Economic news

Oil Prices Jump more than 3% on US-China Tariff Reductions

  • US and China agree to 90-day on pause on tariffs
  • Deal raises hopes of an end to trade war
  • Brent crude rises to $65.94, WTI to $63.08

LONDON, May 12 (Reuters) - Oil prices rose more than 3% on Monday after the U.S. and China said they would ease some of their tariff measures, raising hopes of an end to the trade war between the world's two largest consumers of crude oil.

Brent crude futures climbed $2.03, or 3.18%, to $65.94 a barrel by 0942 GMT. U.S. West Texas Intermediate (WTI) crude futures were trading up $2.06, or 3.38%, at $63.08.

The U.S. and China on Monday announced agreement on a temporary pause on tariffs after talks in Geneva over the weekend. The two sides agreed to a 90-day pause and said tariffs would be cut by more than 100 percentage points to a 10% baseline rate.

"Global equity markets and procyclical commodities have responded very positively," said Saxo Bank analyst Ole Hansen.

The Geneva meetings were the first face-to-face interactions between senior U.S. and Chinese economic officials since U.S. President Donald Trump returned to power and launched a spate of tariffs on trading partners across the globe.

Positive talks between the world's two largest economies could help to boost demand as trade between the countries is restored.

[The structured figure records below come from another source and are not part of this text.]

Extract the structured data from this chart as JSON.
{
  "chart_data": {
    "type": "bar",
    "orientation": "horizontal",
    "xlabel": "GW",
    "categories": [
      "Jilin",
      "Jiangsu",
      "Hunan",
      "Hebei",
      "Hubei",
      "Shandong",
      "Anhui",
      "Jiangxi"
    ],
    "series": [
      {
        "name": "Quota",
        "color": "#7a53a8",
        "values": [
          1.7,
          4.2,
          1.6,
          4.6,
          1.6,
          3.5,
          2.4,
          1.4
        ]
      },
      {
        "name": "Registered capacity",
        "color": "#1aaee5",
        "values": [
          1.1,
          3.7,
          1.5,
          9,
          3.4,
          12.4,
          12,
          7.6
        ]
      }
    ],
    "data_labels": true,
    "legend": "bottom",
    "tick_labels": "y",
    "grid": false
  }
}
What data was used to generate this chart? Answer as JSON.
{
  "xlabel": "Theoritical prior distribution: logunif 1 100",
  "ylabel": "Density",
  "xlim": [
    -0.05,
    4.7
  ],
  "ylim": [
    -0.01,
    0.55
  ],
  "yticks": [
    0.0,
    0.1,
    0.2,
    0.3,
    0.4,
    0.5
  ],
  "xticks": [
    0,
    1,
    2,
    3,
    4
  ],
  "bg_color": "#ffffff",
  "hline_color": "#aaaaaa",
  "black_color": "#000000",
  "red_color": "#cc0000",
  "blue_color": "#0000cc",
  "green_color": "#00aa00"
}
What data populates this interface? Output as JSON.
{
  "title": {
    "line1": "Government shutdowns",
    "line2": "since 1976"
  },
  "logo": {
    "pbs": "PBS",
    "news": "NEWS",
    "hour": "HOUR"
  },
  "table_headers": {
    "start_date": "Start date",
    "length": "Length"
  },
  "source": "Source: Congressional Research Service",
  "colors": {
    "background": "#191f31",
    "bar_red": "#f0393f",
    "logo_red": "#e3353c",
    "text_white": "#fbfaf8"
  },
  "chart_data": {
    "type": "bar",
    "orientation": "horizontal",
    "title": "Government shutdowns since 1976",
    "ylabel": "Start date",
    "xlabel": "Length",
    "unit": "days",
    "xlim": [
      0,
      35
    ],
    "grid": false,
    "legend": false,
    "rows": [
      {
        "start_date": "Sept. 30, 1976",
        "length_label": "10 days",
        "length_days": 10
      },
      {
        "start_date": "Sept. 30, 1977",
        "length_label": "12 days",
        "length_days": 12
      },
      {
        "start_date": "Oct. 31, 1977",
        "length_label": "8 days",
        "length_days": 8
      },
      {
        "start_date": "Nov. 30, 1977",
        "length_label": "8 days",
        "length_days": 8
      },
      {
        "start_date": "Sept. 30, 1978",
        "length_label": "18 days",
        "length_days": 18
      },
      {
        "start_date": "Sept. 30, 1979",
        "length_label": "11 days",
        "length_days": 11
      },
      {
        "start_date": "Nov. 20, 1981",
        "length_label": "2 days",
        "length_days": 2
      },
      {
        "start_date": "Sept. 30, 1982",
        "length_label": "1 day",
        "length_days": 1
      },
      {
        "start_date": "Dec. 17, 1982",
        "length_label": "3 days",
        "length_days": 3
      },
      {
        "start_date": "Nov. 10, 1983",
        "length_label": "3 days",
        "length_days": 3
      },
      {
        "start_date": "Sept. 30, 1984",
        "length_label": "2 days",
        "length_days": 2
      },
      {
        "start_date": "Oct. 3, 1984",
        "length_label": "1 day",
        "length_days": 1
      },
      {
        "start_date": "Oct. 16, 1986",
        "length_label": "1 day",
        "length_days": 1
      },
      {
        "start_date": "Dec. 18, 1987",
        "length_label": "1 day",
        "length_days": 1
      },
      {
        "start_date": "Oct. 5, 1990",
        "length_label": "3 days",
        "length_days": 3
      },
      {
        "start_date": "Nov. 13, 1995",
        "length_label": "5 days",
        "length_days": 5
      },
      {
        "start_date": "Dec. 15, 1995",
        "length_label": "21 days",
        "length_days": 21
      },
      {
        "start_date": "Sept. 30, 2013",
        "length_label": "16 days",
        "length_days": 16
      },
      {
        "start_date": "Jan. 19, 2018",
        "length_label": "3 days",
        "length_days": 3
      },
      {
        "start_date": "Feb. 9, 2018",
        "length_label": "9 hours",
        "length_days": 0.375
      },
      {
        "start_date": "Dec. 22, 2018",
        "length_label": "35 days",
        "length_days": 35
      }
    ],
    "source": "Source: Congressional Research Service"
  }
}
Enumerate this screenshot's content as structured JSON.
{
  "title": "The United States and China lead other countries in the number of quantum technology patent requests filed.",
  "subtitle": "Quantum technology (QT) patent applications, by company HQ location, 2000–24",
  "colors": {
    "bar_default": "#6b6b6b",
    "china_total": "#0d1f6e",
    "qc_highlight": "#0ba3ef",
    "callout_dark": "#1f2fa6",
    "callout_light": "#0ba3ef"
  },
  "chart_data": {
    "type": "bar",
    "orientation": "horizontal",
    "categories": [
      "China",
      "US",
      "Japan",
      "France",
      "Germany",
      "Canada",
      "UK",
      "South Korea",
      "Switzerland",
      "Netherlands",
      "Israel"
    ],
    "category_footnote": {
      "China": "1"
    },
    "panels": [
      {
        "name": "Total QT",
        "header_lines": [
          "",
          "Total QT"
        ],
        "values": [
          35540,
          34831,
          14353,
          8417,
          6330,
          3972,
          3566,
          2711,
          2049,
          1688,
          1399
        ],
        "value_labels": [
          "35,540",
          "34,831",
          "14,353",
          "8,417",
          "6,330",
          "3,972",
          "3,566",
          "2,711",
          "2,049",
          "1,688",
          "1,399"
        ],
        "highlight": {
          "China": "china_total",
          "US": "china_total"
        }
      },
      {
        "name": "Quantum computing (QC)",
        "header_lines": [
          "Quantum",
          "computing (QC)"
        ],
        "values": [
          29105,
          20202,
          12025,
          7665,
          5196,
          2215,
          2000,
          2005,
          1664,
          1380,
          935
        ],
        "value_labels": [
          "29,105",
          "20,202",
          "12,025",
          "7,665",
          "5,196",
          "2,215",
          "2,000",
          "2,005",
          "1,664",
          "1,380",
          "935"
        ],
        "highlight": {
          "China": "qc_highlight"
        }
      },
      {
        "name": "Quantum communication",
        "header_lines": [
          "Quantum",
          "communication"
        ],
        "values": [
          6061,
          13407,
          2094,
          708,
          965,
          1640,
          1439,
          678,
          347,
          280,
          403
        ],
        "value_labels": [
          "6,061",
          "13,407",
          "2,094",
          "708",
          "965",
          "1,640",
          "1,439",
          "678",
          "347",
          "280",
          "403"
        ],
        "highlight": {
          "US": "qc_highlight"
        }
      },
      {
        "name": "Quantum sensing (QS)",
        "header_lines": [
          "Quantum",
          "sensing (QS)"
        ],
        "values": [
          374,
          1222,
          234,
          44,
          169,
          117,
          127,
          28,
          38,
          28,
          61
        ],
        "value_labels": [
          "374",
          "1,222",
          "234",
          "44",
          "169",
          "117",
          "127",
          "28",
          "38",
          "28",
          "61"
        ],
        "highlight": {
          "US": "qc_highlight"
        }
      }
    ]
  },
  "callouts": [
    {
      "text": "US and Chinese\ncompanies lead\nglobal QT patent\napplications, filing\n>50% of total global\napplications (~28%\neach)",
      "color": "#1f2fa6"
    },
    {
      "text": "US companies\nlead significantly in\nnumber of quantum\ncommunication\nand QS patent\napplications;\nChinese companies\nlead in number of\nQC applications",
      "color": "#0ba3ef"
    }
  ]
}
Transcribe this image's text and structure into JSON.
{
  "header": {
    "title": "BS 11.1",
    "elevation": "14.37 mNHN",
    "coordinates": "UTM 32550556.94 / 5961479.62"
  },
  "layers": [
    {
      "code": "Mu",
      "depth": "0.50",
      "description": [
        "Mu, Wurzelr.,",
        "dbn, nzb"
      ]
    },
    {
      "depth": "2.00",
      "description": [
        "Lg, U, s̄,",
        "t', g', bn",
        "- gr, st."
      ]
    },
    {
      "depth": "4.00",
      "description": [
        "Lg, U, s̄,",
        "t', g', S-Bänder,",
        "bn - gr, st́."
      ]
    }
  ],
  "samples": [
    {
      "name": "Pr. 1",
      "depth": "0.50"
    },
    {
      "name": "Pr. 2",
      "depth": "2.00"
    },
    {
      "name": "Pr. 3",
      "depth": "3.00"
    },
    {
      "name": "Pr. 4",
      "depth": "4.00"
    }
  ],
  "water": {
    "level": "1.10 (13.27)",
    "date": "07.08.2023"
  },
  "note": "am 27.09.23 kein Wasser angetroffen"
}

Both oil benchmarks had gained more than 4% last week after a U.S. trade deal with Britain swelled investor optimism that economic disruptions from U.S. tariffs on trading partners may be avoided.

Additionally, talks between Iranian and U.S. negotiators to resolve disputes over Tehran's nuclear programme ended in Oman on Sunday with further negotiations planned, officials said, as Tehran publicly insisted on continuing its uranium enrichment.

A U.S.-Iran nuclear deal could alleviate concerns about lower global oil supply, which could also pressure oil prices.